= Small-c conservative =

Conservative, not identifying with a conservative party

A small-c conservative is anyone who believes in the philosophy of conservatism but does not necessarily identify with an official Conservative Party. The word "conservative" is used in lower case as the word refers to general principles of conservatism and is not a proper noun, as in a political Conservative Party.

==Context==

===Canadian===
The term was especially popular in Canada during the 1990s when the Progressive Conservative Party was centre-right with the Reform Party (later, the Canadian Alliance) further to the right. Members and supporters of the Reform Party/Canadian Alliance would thus describe themselves as small-c conservatives.

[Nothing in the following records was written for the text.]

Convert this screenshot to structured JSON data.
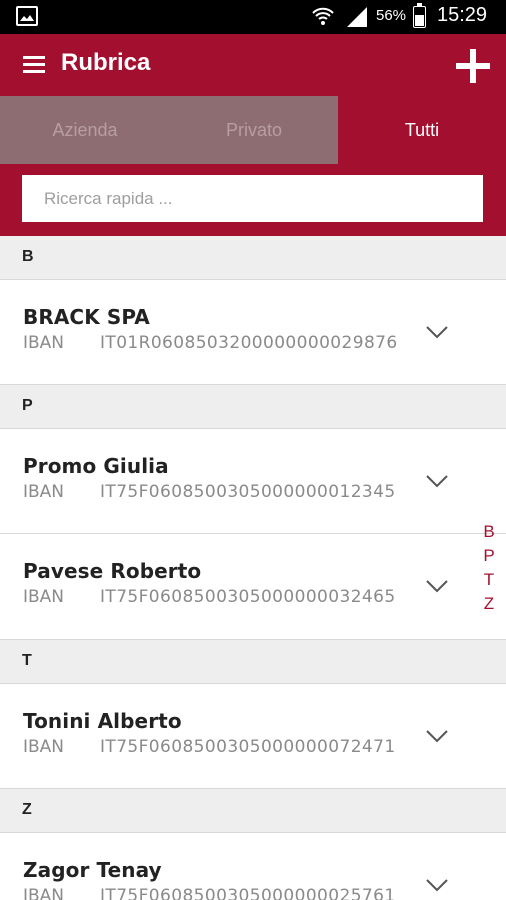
{
  "status_bar": {
    "battery": "56%",
    "time": "15:29",
    "battery_level": 0.56
  },
  "app_bar": {
    "title": "Rubrica",
    "menu_icon": "hamburger-menu-icon",
    "add_icon": "plus-icon"
  },
  "tabs": [
    {
      "label": "Azienda",
      "active": false
    },
    {
      "label": "Privato",
      "active": false
    },
    {
      "label": "Tutti",
      "active": true
    }
  ],
  "search": {
    "placeholder": "Ricerca rapida ..."
  },
  "sections": [
    {
      "letter": "B",
      "contacts": [
        {
          "name": "BRACK SPA",
          "iban_label": "IBAN",
          "iban": "IT01R0608503200000000029876"
        }
      ]
    },
    {
      "letter": "P",
      "contacts": [
        {
          "name": "Promo Giulia",
          "iban_label": "IBAN",
          "iban": "IT75F0608500305000000012345"
        },
        {
          "name": "Pavese Roberto",
          "iban_label": "IBAN",
          "iban": "IT75F0608500305000000032465"
        }
      ]
    },
    {
      "letter": "T",
      "contacts": [
        {
          "name": "Tonini Alberto",
          "iban_label": "IBAN",
          "iban": "IT75F0608500305000000072471"
        }
      ]
    },
    {
      "letter": "Z",
      "contacts": [
        {
          "name": "Zagor Tenay",
          "iban_label": "IBAN",
          "iban": "IT75F0608500305000000025761"
        }
      ]
    }
  ],
  "index": [
    "B",
    "P",
    "T",
    "Z"
  ],
  "colors": {
    "brand": "#a3102f",
    "tab_inactive_bg": "#8d6d72",
    "section_bg": "#eeeeee"
  }
}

Sometimes referred to as Red Toryism, a notable example is the Progressive Conservative Party of Newfoundland and Labrador's 'Anything But Conservative' (ABC) campaign, which encouraged voters to support any party other than the Conservatives to prevent Conservative candidates from being elected in the next federal election in the province.

In more recent times, provincial Progressive Conservative parties have distanced themselves from the federal Conservative Party of Canada (CPC) in an effort to appeal to a broader base. For example, the Yukon Party (YP) and its leader Currie Dixon publicly stated that the party "has no formal relationship with any federal party", while the leader of the Progressive Conservative Association of Nova Scotia, Tim Houston, similarly distanced his provincial party from a federal Conservative's outreach campaign, clarifying that "it’s two parties".

===British===
This term is also used in the United Kingdom to describe those who are conservative in the sense of resisting radical change rather than being members or supporters of the official Conservative Party. For example, the House of Lords as a body tends to resist social change and executive power and therefore—regardless of the numbers of lords who take the Conservative party whip—it is described as "small-c conservative".

It is often applied to groups or individuals within parties other than the Conservatives such as Blue Labour which support positive attitudes to patriotism, tradition or religion, or are skeptical of immigration. In May 2024, Labour shadow foreign secretary David Lammy described himself as "small-c conservative" in a speech, arguing he could find common ground with US Republicans.